On Monday, thousands of South Australian teachers walked off the job as a stand-off with the state’s government over work and pay conditions threatens to intensify.

The full day Stop Work action was the result of the South Australian Government providing an initial Enterprise Bargaining offer after more than 12 months of negotiations that the Australian Education Union (says) says does not address key issues with working conditions for educators.

More than 250 schools closed because of the industrial action.

The union recently rejected the government’s offer of a 2.35% annual pay rise for the state’s 28,000 teachers along with other changes to working conditions. However, the government says it is unable to meet the demands for more pay.

“No amount of protest action is going to give me, as the Treasurer, any more money to be able to afford a more generous increase of salary,” SA Treasurer, Rob Lucas, told 9 News.

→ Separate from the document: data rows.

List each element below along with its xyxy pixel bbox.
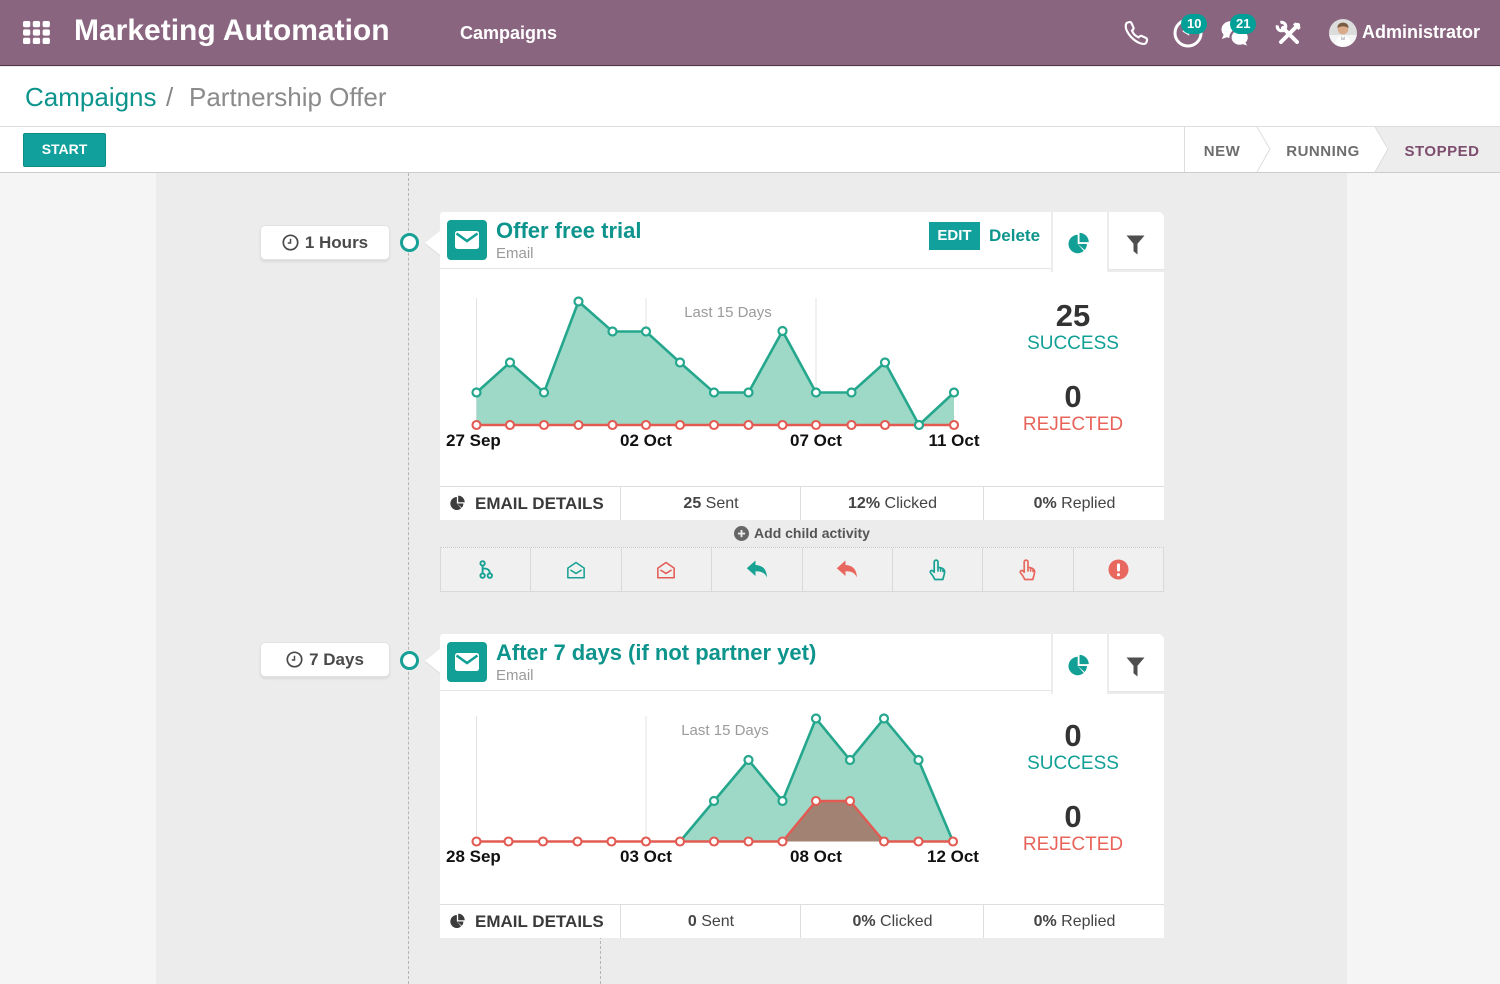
svg-text:27 Sep: 27 Sep bbox=[446, 431, 501, 450]
svg-text:Last 15 Days: Last 15 Days bbox=[684, 304, 772, 321]
svg-text:02 Oct: 02 Oct bbox=[620, 431, 672, 450]
svg-text:07 Oct: 07 Oct bbox=[790, 431, 842, 450]
svg-text:11 Oct: 11 Oct bbox=[928, 431, 979, 450]
svg-text:RUNNING: RUNNING bbox=[1286, 143, 1360, 160]
svg-text:Last 15 Days: Last 15 Days bbox=[681, 722, 769, 739]
svg-text:08 Oct: 08 Oct bbox=[790, 847, 842, 866]
svg-text:28 Sep: 28 Sep bbox=[446, 847, 501, 866]
svg-text:NEW: NEW bbox=[1204, 143, 1241, 160]
svg-text:STOPPED: STOPPED bbox=[1405, 143, 1480, 160]
svg-text:03 Oct: 03 Oct bbox=[620, 847, 672, 866]
svg-text:12 Oct: 12 Oct bbox=[927, 847, 979, 866]
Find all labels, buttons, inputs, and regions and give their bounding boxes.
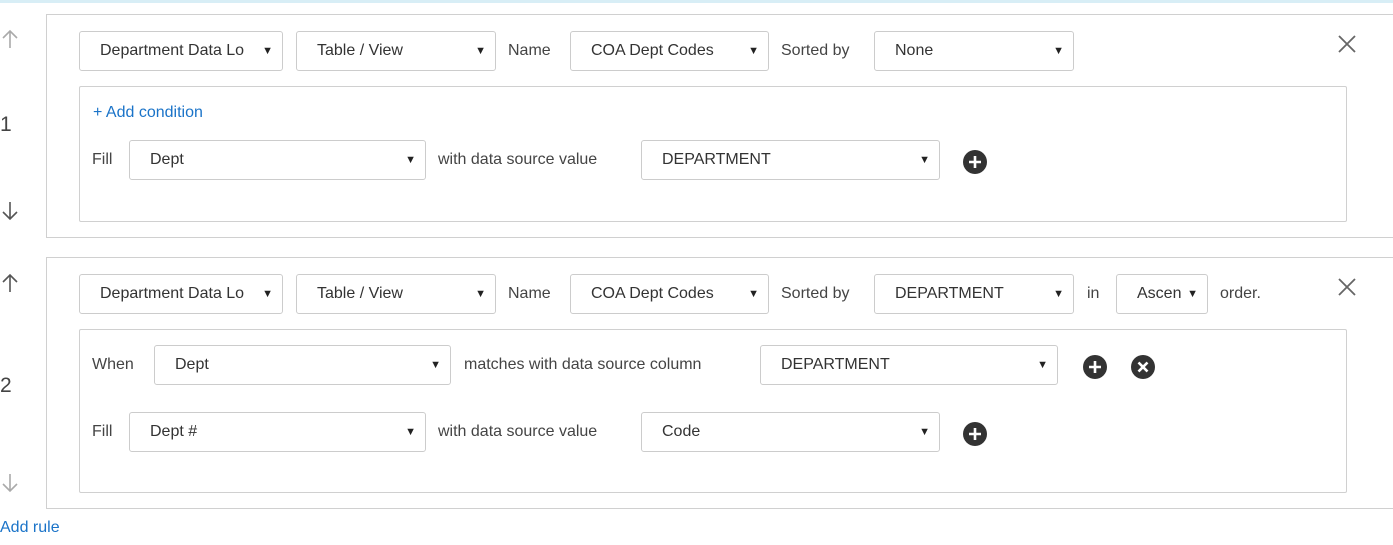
source-select[interactable]: Department Data Lo ▼: [79, 274, 283, 314]
dropdown-caret-icon: ▼: [430, 359, 441, 371]
move-up-icon[interactable]: [0, 272, 24, 296]
dropdown-caret-icon: ▼: [748, 288, 759, 300]
name-select-value: COA Dept Codes: [591, 42, 714, 59]
dropdown-caret-icon: ▼: [1037, 359, 1048, 371]
data-source-value-select[interactable]: Code ▼: [641, 412, 940, 452]
source-select-value: Department Data Lo: [100, 42, 245, 59]
dropdown-caret-icon: ▼: [262, 288, 273, 300]
sorted-by-label: Sorted by: [781, 42, 850, 59]
rule-2-mapping-box: When Dept ▼ matches with data source col…: [79, 329, 1347, 493]
fill-label: Fill: [92, 423, 113, 440]
sorted-by-select[interactable]: None ▼: [874, 31, 1074, 71]
move-up-icon[interactable]: [0, 28, 24, 52]
sort-order-select[interactable]: Ascen ▼: [1116, 274, 1208, 314]
sorted-by-label: Sorted by: [781, 285, 850, 302]
order-label: order.: [1220, 285, 1261, 302]
in-label: in: [1087, 285, 1100, 302]
dropdown-caret-icon: ▼: [1053, 288, 1064, 300]
rule-number: 1: [0, 113, 12, 136]
fill-field-select[interactable]: Dept # ▼: [129, 412, 426, 452]
source-type-value: Table / View: [317, 42, 403, 59]
source-type-value: Table / View: [317, 285, 403, 302]
rule-number: 2: [0, 374, 12, 397]
fill-field-value: Dept: [150, 151, 184, 168]
data-source-value: DEPARTMENT: [662, 151, 771, 168]
data-source-value: Code: [662, 423, 701, 440]
source-select[interactable]: Department Data Lo ▼: [79, 31, 283, 71]
add-mapping-icon[interactable]: [963, 150, 987, 174]
add-mapping-icon[interactable]: [963, 422, 987, 446]
when-field-select[interactable]: Dept ▼: [154, 345, 451, 385]
sort-order-value: Ascen: [1137, 285, 1182, 302]
matches-label: matches with data source column: [464, 356, 702, 373]
source-type-select[interactable]: Table / View ▼: [296, 274, 496, 314]
move-down-icon[interactable]: [0, 472, 24, 496]
top-border: [0, 0, 1393, 3]
fill-label: Fill: [92, 151, 113, 168]
source-type-select[interactable]: Table / View ▼: [296, 31, 496, 71]
with-data-source-label: with data source value: [438, 151, 598, 168]
fill-field-value: Dept #: [150, 423, 198, 440]
dropdown-caret-icon: ▼: [475, 45, 486, 57]
matches-column-select[interactable]: DEPARTMENT ▼: [760, 345, 1058, 385]
dropdown-caret-icon: ▼: [919, 426, 930, 438]
dropdown-caret-icon: ▼: [475, 288, 486, 300]
sorted-by-select[interactable]: DEPARTMENT ▼: [874, 274, 1074, 314]
name-select[interactable]: COA Dept Codes ▼: [570, 274, 769, 314]
name-label: Name: [508, 285, 551, 302]
dropdown-caret-icon: ▼: [1187, 288, 1198, 300]
add-condition-icon[interactable]: [1083, 355, 1107, 379]
dropdown-caret-icon: ▼: [919, 154, 930, 166]
source-select-value: Department Data Lo: [100, 285, 245, 302]
dropdown-caret-icon: ▼: [262, 45, 273, 57]
with-data-source-label: with data source value: [438, 423, 598, 440]
dropdown-caret-icon: ▼: [748, 45, 759, 57]
sorted-by-value: None: [895, 42, 934, 59]
remove-condition-icon[interactable]: [1131, 355, 1155, 379]
add-rule-link[interactable]: Add rule: [0, 519, 60, 537]
dropdown-caret-icon: ▼: [1053, 45, 1064, 57]
close-icon[interactable]: [1336, 33, 1358, 55]
name-select-value: COA Dept Codes: [591, 285, 714, 302]
when-field-value: Dept: [175, 356, 209, 373]
dropdown-caret-icon: ▼: [405, 154, 416, 166]
add-condition-link[interactable]: + Add condition: [93, 104, 203, 122]
name-select[interactable]: COA Dept Codes ▼: [570, 31, 769, 71]
when-label: When: [92, 356, 134, 373]
name-label: Name: [508, 42, 551, 59]
fill-field-select[interactable]: Dept ▼: [129, 140, 426, 180]
matches-column-value: DEPARTMENT: [781, 356, 890, 373]
move-down-icon[interactable]: [0, 200, 24, 224]
data-source-value-select[interactable]: DEPARTMENT ▼: [641, 140, 940, 180]
dropdown-caret-icon: ▼: [405, 426, 416, 438]
sorted-by-value: DEPARTMENT: [895, 285, 1004, 302]
rule-1-mapping-box: + Add condition Fill Dept ▼ with data so…: [79, 86, 1347, 222]
rule-1-box: Department Data Lo ▼ Table / View ▼ Name…: [46, 14, 1393, 238]
rule-2-box: Department Data Lo ▼ Table / View ▼ Name…: [46, 257, 1393, 509]
close-icon[interactable]: [1336, 276, 1358, 298]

However, AEU president (SA Branch), Howard Spreadbury, said that not taking action would lead to “a far more detrimental outcome for children in the long run”.

“That is not a risk we can take,” he said.

In a bid to settle the dispute, the government has also proposed $45m over the next four years to provide improved support for ‘high complexity’ schools. An additional $13m has been earmarked for new Highly Accomplished and Lead Teacher (HALT) positions.

A further $4.3m will be put towards attracting and retaining staff in the state’s country schools.

Spreadbury said that while he remains hopeful for a positive resolution, further industrial action is possible.

“Branch Executive will be finalising next steps, but this considerable display of support for public education cannot be ignored by the Government,” Spreadbury said.

“Whilst we remain open to discussing a resolution, the Marshall Government needs to remember that actions speak louder than words.”

Peter Mader, president of the South Australian Secondary Principals' Association (SASPA), said that whilst it is always disappointing to see members of the education profession having to take industrial action, the AEU’s response was not unexpected.

"The SA Department for Education has outlined an ambitious change agenda and, as we know, 'change is resource hungry'," Mader told The Educator.  

"The Government’s offer did not go close to producing the improved professional conditions needed by school teachers and principals if they are to generate the improved literacy and numeracy results detailed by the Department."

Mader said the risk for public education in SA is that the AEU will initiate a “work-to-rule” campaign which was last implemented a decade ago.  

"Principals experience of this type of industrial action was that it took teacher goodwill out of schooling," he said.